Still, it is a muddied set of circumstances that could, indeed, embolden others to try to dictate what movies or television shows or books can be offered to the public.
That’s where Sony can fairly be criticized. It is a massive organization that should have known enough to secure its internal network against intrusion, considering how many major corporations have been the victim of cyberattacks. Had it done so, this entire episode could have been avoided.
It is also fair to say that the movie itself should never have been made. Imagine American reaction to a foreign film whose premise was the assassination of a sitting president. But that’s what “The Interview” is – a comedy, of sorts, about an effort to assassinate North Korean President Kim Jong Un. That the man is, himself, more than a little nuts does nothing to justify the premise of the movie.
It was in radically bad taste. But that was a matter for Sony executives and moviegoers to determine, not North Korea, which the U.S. government has identified as the source of the cyberattack on Sony.
The questions now include what are big American corporations going to do to secure their businesses against cyberattacks and, just as important, what is Washington going to do, having now accused North Korea of an act of corporate sabotage?
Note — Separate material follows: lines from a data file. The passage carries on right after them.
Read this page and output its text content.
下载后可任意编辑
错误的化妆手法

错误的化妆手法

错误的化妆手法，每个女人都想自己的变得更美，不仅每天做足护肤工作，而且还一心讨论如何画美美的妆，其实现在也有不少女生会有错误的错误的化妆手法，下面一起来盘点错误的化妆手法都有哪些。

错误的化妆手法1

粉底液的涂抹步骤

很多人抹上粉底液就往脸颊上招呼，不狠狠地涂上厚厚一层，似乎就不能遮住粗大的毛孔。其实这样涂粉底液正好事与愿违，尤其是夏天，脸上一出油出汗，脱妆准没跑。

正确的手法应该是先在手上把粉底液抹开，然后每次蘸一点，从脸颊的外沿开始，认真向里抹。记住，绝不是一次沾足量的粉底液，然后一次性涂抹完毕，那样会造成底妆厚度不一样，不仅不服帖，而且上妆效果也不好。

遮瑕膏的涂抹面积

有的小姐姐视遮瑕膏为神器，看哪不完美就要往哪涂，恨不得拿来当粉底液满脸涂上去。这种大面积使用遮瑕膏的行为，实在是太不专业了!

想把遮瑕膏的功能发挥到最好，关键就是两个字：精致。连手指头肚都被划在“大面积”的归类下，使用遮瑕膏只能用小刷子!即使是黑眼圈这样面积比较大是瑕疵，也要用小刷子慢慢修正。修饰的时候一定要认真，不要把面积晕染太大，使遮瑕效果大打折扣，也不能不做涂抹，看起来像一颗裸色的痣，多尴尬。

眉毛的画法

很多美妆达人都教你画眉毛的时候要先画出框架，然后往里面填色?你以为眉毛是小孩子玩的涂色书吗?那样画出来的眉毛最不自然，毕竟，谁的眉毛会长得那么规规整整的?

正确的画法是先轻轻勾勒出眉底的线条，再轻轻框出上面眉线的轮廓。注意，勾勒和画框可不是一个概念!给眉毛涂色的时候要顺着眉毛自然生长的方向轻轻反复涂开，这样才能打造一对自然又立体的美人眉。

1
President Obama made clear on Friday his own concerns about Sony’s decision to pull the movie and said the United States will respond to North Korea, though he was appropriately cagey about exactly how. In some fashion, a response is necessary.
The attack on Sony and its reaction has opened a can of worms that is likely to remain open for some time. With North Korea having exposed weaknesses in Sony’s cyber security and raised troubling issues all around, the critical thing is for governments and corporations to ensure, as best as possible, that a repeat of this episode is too difficult to bother attempting.